France's Prime Minister Gabriel Attal sought to head off fresh farmers' protests Wednesday, as they resumed direct action including dumping produce and blocking roads in pursuit of their demands.

Attal promised to elevate agriculture "to the status of a fundamental national interest", outlining a agriculture bill designed to address farmers' grievances.

Already last month, farmers had staged crippling nationwide protests before their unions called for them to be suspended following promises of reform from the government.

But this weekend's national agriculture show has become a de facto deadline for the government to meet their demands.

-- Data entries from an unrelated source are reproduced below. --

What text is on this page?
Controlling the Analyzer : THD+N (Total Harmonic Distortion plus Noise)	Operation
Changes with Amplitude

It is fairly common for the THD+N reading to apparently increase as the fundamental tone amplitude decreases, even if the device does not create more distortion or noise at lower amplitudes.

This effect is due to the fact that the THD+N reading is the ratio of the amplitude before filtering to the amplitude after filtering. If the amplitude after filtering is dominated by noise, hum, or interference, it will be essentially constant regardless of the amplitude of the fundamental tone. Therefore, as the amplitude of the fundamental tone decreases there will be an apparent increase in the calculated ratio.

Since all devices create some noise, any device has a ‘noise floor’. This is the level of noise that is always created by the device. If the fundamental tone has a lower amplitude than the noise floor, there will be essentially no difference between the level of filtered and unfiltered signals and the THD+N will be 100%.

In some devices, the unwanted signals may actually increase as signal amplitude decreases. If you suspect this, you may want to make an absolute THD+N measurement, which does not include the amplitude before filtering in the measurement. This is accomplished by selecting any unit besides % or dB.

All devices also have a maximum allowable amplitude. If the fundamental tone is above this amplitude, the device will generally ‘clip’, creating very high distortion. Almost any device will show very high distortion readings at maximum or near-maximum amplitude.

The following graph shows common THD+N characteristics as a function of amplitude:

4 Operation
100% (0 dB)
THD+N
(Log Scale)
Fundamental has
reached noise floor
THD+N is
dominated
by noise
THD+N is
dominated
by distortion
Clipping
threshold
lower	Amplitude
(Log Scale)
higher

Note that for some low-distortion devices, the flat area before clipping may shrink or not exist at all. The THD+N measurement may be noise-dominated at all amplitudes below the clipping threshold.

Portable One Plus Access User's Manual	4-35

Even as Attal was speaking Wednesday, farmers were blockading a stretch of around 70 kilometres (43 miles) on a motorway in the south of the country.

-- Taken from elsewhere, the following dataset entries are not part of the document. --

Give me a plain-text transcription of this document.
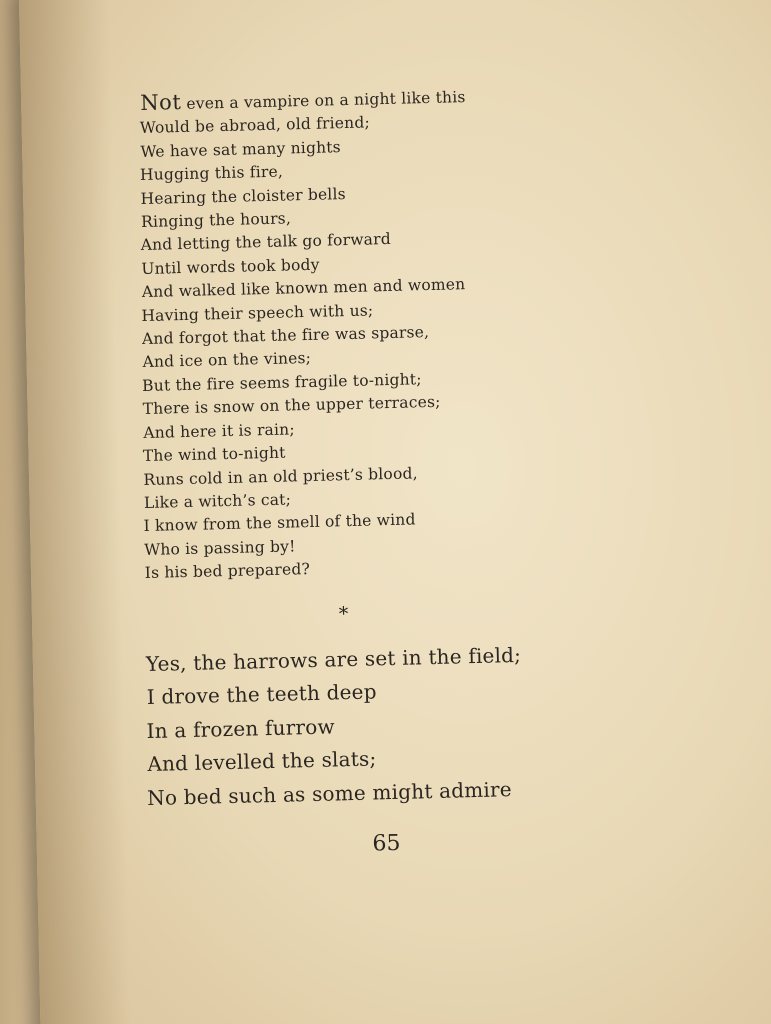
Not even a vampire on a night like this
Would be abroad, old friend;
We have sat many nights
Hugging this fire,
Hearing the cloister bells
Ringing the hours,
And letting the talk go forward
Until words took body
And walked like known men and women
Having their speech with us;
And forgot that the fire was sparse,
And ice on the vines;
But the fire seems fragile to-night;
There is snow on the upper terraces;
And here it is rain;
The wind to-night
Runs cold in an old priest’s blood,
Like a witch’s cat;
I know from the smell of the wind
Who is passing by!
Is his bed prepared?
*
Yes, the harrows are set in the field;
I drove the teeth deep
In a frozen furrow
And levelled the slats;
No bed such as some might admire
65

On Tuesday, farmers had blocked a milk transport in protest against wholesale prices they say are too low, and set fire to tyres at roundabouts.

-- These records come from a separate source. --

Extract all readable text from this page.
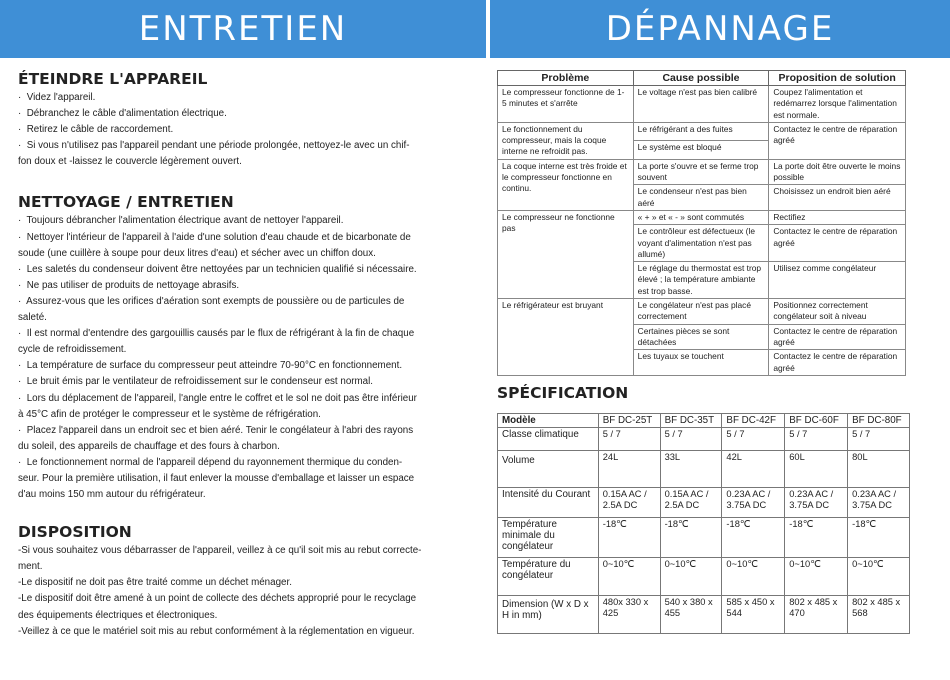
ENTRETIEN	DÉPANNAGE
ÉTEINDRE L'APPAREIL
·  Videz l'appareil.
·  Débranchez le câble d'alimentation électrique.
·  Retirez le câble de raccordement.
·  Si vous n'utilisez pas l'appareil pendant une période prolongée, nettoyez-le avec un chif-
fon doux et -laissez le couvercle légèrement ouvert.
NETTOYAGE / ENTRETIEN
·  Toujours débrancher l'alimentation électrique avant de nettoyer l'appareil.
·  Nettoyer l'intérieur de l'appareil à l'aide d'une solution d'eau chaude et de bicarbonate de
soude (une cuillère à soupe pour deux litres d'eau) et sécher avec un chiffon doux.
·  Les saletés du condenseur doivent être nettoyées par un technicien qualifié si nécessaire.
·  Ne pas utiliser de produits de nettoyage abrasifs.
·  Assurez-vous que les orifices d'aération sont exempts de poussière ou de particules de
saleté.
·  Il est normal d'entendre des gargouillis causés par le flux de réfrigérant à la fin de chaque
cycle de refroidissement.
·  La température de surface du compresseur peut atteindre 70-90°C en fonctionnement.
·  Le bruit émis par le ventilateur de refroidissement sur le condenseur est normal.
·  Lors du déplacement de l'appareil, l'angle entre le coffret et le sol ne doit pas être inférieur
à 45°C afin de protéger le compresseur et le système de réfrigération.
·  Placez l'appareil dans un endroit sec et bien aéré. Tenir le congélateur à l'abri des rayons
du soleil, des appareils de chauffage et des fours à charbon.
·  Le fonctionnement normal de l'appareil dépend du rayonnement thermique du conden-
seur. Pour la première utilisation, il faut enlever la mousse d'emballage et laisser un espace
d'au moins 150 mm autour du réfrigérateur.
DISPOSITION
-Si vous souhaitez vous débarrasser de l'appareil, veillez à ce qu'il soit mis au rebut correcte-
ment.
-Le dispositif ne doit pas être traité comme un déchet ménager.
-Le dispositif doit être amené à un point de collecte des déchets approprié pour le recyclage
des équipements électriques et électroniques.
-Veillez à ce que le matériel soit mis au rebut conformément à la réglementation en vigueur.
Problème	Cause possible	Proposition de solution
Le compresseur fonctionne de 1-5 minutes et s'arrête	Le voltage n'est pas bien calibré	Coupez l'alimentation et redémarrez lorsque l'alimentation est normale.
Le fonctionnement du compresseur, mais la coque interne ne refroidit pas.	Le réfrigérant a des fuites	Contactez le centre de réparation agréé
	Le système est bloqué	
La coque interne est très froide et le compresseur fonctionne en continu.	La porte s'ouvre et se ferme trop souvent	La porte doit être ouverte le moins possible
	Le condenseur n'est pas bien aéré	Choisissez un endroit bien aéré
Le compresseur ne fonctionne pas	« + » et « - » sont commutés	Rectifiez
	Le contrôleur est défectueux (le voyant d'alimentation n'est pas allumé)	Contactez le centre de réparation agréé
	Le réglage du thermostat est trop élevé ; la température ambiante est trop basse.	Utilisez comme congélateur
Le réfrigérateur est bruyant	Le congélateur n'est pas placé correctement	Positionnez correctement congélateur soit à niveau
	Certaines pièces se sont détachées	Contactez le centre de réparation agréé
	Les tuyaux se touchent	Contactez le centre de réparation agréé
SPÉCIFICATION
Modèle	BF DC-25T	BF DC-35T	BF DC-42F	BF DC-60F	BF DC-80F
Classe climatique	5 / 7	5 / 7	5 / 7	5 / 7	5 / 7
Volume	24L	33L	42L	60L	80L
Intensité du Courant	0.15A AC / 2.5A DC	0.15A AC / 2.5A DC	0.23A AC / 3.75A DC	0.23A AC / 3.75A DC	0.23A AC / 3.75A DC
Température minimale du congélateur	-18℃	-18℃	-18℃	-18℃	-18℃
Température du congélateur	0~10℃	0~10℃	0~10℃	0~10℃	0~10℃
Dimension (W x D x H in mm)	480x 330 x 425	540 x 380 x 455	585 x 450 x 544	802 x 485 x 470	802 x 485 x 568
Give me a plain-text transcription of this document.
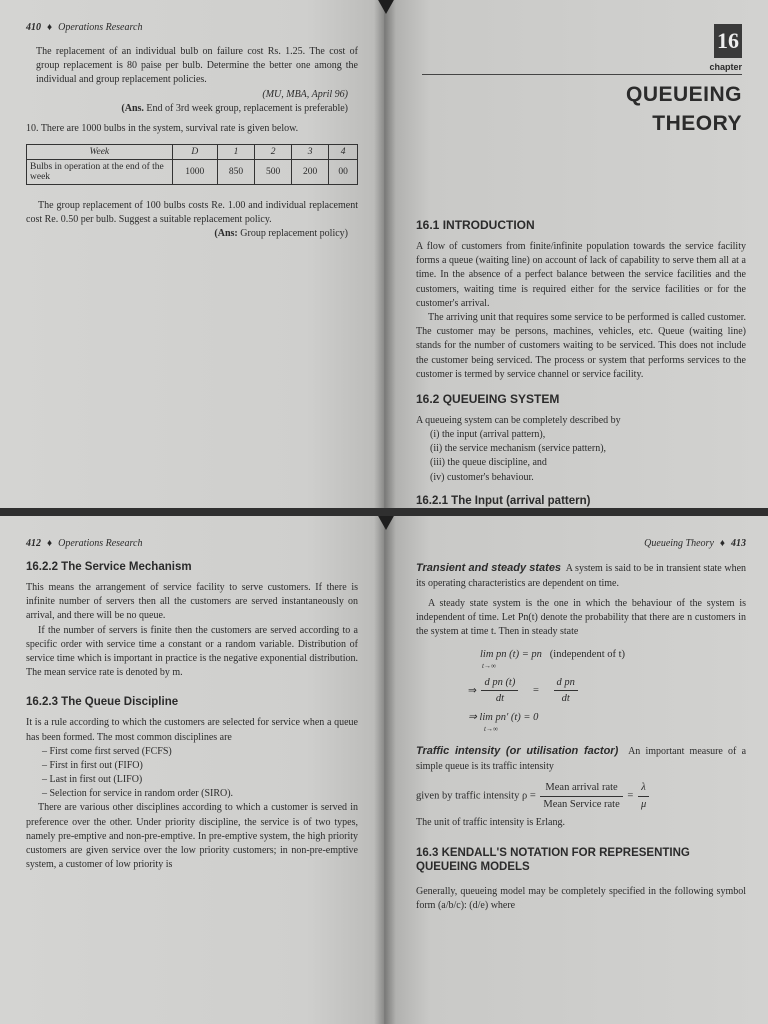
410 ♦ Operations Research

The replacement of an individual bulb on failure cost Rs. 1.25. The cost of group replacement is 80 paise per bulb. Determine the better one among the individual and group replacement policies.

(MU, MBA, April 96)
(Ans. End of 3rd week group, replacement is preferable)

10. There are 1000 bulbs in the system, survival rate is given below.

Week	D	1	2	3	4
Bulbs in operation at the end of the week	1000	850	500	200	00

The group replacement of 100 bulbs costs Re. 1.00 and individual replacement cost Re. 0.50 per bulb. Suggest a suitable replacement policy.

(Ans: Group replacement policy)
16
chapter
QUEUEING
THEORY
16.1 INTRODUCTION

A flow of customers from finite/infinite population towards the service facility forms a queue (waiting line) on account of lack of capability to serve them all at a time. In the absence of a perfect balance between the service facilities and the customers, waiting time is required either for the service facilities or for the customer's arrival.

The arriving unit that requires some service to be performed is called customer. The customer may be persons, machines, vehicles, etc. Queue (waiting line) stands for the number of customers waiting to be serviced. This does not include the customer being serviced. The process or system that performs services to the customer is termed by service channel or service facility.

16.2 QUEUEING SYSTEM

A queueing system can be completely described by

(i) the input (arrival pattern),
(ii) the service mechanism (service pattern),
(iii) the queue discipline, and
(iv) customer's behaviour.
16.2.1 The Input (arrival pattern)

412 ♦ Operations Research
16.2.2 The Service Mechanism

This means the arrangement of service facility to serve customers. If there is infinite number of servers then all the customers are served instantaneously on arrival, and there will be no queue.

If the number of servers is finite then the customers are served according to a specific order with service time a constant or a random variable. Distribution of service time which is important in practice is the negative exponential distribution. The mean service rate is denoted by m.

16.2.3 The Queue Discipline

It is a rule according to which the customers are selected for service when a queue has been formed. The most common disciplines are

– First come first served (FCFS)
– First in first out (FIFO)
– Last in first out (LIFO)
– Selection for service in random order (SIRO).

There are various other disciplines according to which a customer is served in preference over the other. Under priority discipline, the service is of two types, namely pre-emptive and non-pre-emptive. In pre-emptive system, the high priority customers are given service over the low priority customers; in non-pre-emptive system, a customer of low priority is

Queueing Theory ♦ 413

Transient and steady states A system is said to be in transient state when its operating characteristics are dependent on time.

A steady state system is the one in which the behaviour of the system is independent of time. Let Pn(t) denote the probability that there are n customers in the system at time t. Then in steady state

lim pn (t) = pn (independent of t)
t→∞
⇒ $\frac{\text{d pn (t)}}{dt} = \frac{\text{d pn}}{dt}$
⇒ lim pn′ (t) = 0
t→∞

Traffic intensity (or utilisation factor) An important measure of a simple queue is its traffic intensity

given by traffic intensity $\rho = \frac{\text{Mean arrival rate}}{\text{Mean Service rate}} = \frac{\lambda}{\mu}$

The unit of traffic intensity is Erlang.

16.3 KENDALL'S NOTATION FOR REPRESENTING QUEUEING MODELS

Generally, queueing model may be completely specified in the following symbol form (a/b/c): (d/e) where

In some of the angriest protests in Europe, French farmers were out in force for more than a week in January, using tractors to block key roads into Paris and other major highways nationwide.

Their grievances include burdensome environmental rules, the threat of cheap imports from outside the EU, and measures to address the low income many of them still suffer.

- 'What farmers wanted' -

On Wednesday, Attal announced a forthcoming law would lay out measures "in black and white".

He said it was aimed at achieving "farming and food sovereignty" for France, and incorporate the dozens of promises already made to protesting farmers since the start of the crisis.

It would also create a new basis for negotiations between producers and wholesalers to improve the income of farmers, a key issue for the sector.

Already, payments under the European Union's Common Agricultural Policy (CAP) have been made much faster than at this time last year, he said.

Several million euros have been paid out in emergency aid, notably to livestock farmers, he added.

France will also stop using its current national indicator for pesticide reduction -- which farmers' unions wanted to get rid of -- using an EU indicator instead, he said.

"That is what farmers wanted," he said.

This measure was decided despite protests from environmental groups.

But the government stood by its target of cutting pesticide use by 50 percent by 2030, said Attal.

The government will also make it easier for farmers to get temporary visas for foreign seasonal agriculture workers, and will continue to waive payroll taxes on almost all seasonal farm work, he added.

- Tractors to Paris -

The FNSEA and the Young Farmers (JA) union had already announced they will lead a column of tractors to the agriculture show in Paris Friday ahead of French President Emmanuel Macron's visit.

Macron will visit the Salon de l'Agriculture on Saturday, as is traditional for France's presidents.

Farmers' unions have made it clear they want ironclad assurances that their grievances have been being addressed before then.

"The time of political decisions has come," said Arnaud Rousseau, head of the biggest farmers' union FNSEA, late Tuesday. "Expectations are running high."